Qui da noi, in Consiglio dei Ministri, è atteso per lunedì il decreto legge sul sostegno all’Ucraina. La dialettica fra i leader della maggioranza è in corso. Fonti governative spiegano che nella proroga di un anno alla cessione di mezzi, materiali ed equipaggiamenti militari, sarebbero inclusi anche aiuti civili, sanitari ed energetici. Un punto cruciale, quest’ultimo, per la Lega che, nel ribadire l’auspicio della pace, chiede un provvedimento «diverso da quelli del passato per forma e contenuti», in cui si parli «prioritariamente di sostegno civile, sanitario ed energetico e non solo di rafforzamento offensivo». Del resto, spiegano fonti vicine al Carroccio, è un dato di fatto che «la mediazione sta rispondendo pienamente a questi requisiti».

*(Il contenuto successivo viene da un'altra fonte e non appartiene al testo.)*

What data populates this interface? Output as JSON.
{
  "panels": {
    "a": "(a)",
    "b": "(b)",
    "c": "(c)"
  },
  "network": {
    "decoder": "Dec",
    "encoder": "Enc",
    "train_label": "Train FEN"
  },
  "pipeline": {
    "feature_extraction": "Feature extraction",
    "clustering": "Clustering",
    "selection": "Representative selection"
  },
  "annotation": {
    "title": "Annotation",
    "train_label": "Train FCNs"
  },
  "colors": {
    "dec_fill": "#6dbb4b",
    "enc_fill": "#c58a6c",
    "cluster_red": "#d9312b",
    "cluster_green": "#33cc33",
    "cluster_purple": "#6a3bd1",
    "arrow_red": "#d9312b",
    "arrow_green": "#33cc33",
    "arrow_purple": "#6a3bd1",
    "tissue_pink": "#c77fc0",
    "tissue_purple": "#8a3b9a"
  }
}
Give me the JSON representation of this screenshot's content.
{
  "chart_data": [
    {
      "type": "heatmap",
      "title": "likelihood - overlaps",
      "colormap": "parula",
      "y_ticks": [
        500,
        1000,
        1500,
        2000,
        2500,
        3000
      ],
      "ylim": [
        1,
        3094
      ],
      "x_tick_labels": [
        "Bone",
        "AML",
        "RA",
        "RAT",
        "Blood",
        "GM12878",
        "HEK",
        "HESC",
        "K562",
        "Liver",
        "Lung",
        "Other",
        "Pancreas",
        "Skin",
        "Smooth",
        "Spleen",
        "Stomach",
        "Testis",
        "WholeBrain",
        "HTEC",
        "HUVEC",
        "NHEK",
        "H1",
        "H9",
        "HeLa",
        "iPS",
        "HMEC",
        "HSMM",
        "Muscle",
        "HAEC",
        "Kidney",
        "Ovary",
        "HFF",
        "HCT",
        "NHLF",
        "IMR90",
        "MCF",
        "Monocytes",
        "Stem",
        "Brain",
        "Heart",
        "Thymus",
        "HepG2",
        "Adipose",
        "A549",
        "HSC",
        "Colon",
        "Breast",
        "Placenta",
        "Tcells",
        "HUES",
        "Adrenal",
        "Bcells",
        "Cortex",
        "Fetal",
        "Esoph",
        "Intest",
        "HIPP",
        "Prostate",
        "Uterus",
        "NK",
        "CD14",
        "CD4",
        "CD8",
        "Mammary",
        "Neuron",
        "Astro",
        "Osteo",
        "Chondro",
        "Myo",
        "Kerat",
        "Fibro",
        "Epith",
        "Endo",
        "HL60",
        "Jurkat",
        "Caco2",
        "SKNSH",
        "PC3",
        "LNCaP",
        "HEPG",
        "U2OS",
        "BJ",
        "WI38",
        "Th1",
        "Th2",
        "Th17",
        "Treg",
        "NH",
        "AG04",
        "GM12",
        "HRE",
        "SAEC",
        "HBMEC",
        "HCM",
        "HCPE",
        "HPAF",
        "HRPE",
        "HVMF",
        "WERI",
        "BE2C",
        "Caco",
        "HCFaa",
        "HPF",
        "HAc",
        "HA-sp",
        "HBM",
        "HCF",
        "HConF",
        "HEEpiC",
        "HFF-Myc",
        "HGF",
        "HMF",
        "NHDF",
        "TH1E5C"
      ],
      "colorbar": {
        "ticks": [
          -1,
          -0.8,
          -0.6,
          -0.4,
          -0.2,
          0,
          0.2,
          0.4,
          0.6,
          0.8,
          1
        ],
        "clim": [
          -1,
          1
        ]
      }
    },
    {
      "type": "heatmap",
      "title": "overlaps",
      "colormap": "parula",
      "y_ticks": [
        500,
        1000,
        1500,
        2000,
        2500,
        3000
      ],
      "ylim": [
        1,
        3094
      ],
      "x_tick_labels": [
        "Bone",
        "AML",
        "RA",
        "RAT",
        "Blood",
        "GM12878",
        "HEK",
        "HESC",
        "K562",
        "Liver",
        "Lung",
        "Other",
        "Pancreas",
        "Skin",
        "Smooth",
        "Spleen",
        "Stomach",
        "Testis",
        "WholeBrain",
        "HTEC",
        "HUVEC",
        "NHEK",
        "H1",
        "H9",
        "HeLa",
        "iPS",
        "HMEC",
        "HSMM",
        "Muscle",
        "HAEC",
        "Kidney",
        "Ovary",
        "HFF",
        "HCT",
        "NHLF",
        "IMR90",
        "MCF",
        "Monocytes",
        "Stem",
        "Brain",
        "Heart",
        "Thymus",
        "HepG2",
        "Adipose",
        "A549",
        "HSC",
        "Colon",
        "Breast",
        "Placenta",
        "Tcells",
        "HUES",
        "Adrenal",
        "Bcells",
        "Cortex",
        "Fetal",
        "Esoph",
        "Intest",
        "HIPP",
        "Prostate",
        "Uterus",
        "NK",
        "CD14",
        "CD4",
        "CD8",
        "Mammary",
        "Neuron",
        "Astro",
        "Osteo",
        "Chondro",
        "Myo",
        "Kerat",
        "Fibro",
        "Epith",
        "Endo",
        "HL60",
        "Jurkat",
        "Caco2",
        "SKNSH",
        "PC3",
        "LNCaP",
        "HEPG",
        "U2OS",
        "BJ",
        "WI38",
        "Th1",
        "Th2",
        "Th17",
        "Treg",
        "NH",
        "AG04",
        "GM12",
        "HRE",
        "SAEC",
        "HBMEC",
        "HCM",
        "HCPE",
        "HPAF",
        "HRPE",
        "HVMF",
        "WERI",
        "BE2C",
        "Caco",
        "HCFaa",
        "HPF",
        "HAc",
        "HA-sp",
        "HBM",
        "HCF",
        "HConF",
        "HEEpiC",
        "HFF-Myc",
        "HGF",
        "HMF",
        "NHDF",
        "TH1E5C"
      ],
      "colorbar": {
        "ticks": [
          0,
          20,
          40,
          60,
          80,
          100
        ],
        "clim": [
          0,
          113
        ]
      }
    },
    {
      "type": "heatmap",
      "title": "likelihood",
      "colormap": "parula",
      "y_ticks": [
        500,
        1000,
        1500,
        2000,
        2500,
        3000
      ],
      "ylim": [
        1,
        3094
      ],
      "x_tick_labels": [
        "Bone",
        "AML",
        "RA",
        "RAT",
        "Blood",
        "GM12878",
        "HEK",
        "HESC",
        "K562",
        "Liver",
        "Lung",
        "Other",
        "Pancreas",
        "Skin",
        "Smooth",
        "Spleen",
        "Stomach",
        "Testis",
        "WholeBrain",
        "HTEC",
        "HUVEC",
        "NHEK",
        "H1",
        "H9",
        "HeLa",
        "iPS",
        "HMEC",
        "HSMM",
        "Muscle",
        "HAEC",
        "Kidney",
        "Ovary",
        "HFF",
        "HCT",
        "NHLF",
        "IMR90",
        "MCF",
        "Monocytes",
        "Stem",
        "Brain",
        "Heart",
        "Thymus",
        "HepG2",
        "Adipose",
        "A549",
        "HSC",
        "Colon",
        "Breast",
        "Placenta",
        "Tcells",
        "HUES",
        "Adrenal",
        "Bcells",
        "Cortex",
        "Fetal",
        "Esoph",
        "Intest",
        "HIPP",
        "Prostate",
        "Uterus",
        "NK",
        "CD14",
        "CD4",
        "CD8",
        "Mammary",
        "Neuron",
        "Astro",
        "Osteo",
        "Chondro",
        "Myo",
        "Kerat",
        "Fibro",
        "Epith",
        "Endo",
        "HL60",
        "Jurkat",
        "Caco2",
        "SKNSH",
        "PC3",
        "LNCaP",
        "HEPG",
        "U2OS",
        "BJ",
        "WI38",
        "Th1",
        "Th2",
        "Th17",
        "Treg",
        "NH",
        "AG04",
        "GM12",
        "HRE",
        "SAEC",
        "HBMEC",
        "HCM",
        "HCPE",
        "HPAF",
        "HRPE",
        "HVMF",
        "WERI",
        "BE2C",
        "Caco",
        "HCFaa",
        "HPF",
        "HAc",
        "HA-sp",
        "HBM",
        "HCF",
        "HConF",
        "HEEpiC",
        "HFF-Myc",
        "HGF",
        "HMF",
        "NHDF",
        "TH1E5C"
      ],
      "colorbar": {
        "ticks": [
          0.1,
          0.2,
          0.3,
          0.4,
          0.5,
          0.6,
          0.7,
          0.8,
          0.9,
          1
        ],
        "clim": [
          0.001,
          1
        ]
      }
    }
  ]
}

In prima fila sulla linea dell’intransigenza c’è Claudio Borghi. Twittando il giorno di Natale con alcuni follower, il senatore leghista ha scritto che non potrà essere «un decreto ‘armi e basta’ come gli altri tre» varati dal governo Meloni, aggiungendo poi che diversi sono i possibili compromessi, ad esempio vincolare il tutto alla prevalenza di equipaggiamento a difesa della popolazione civile. «Dubito – ha concluso Borghi – che se mandiamo un ospedale da campo ci sia qualcosa da ridire».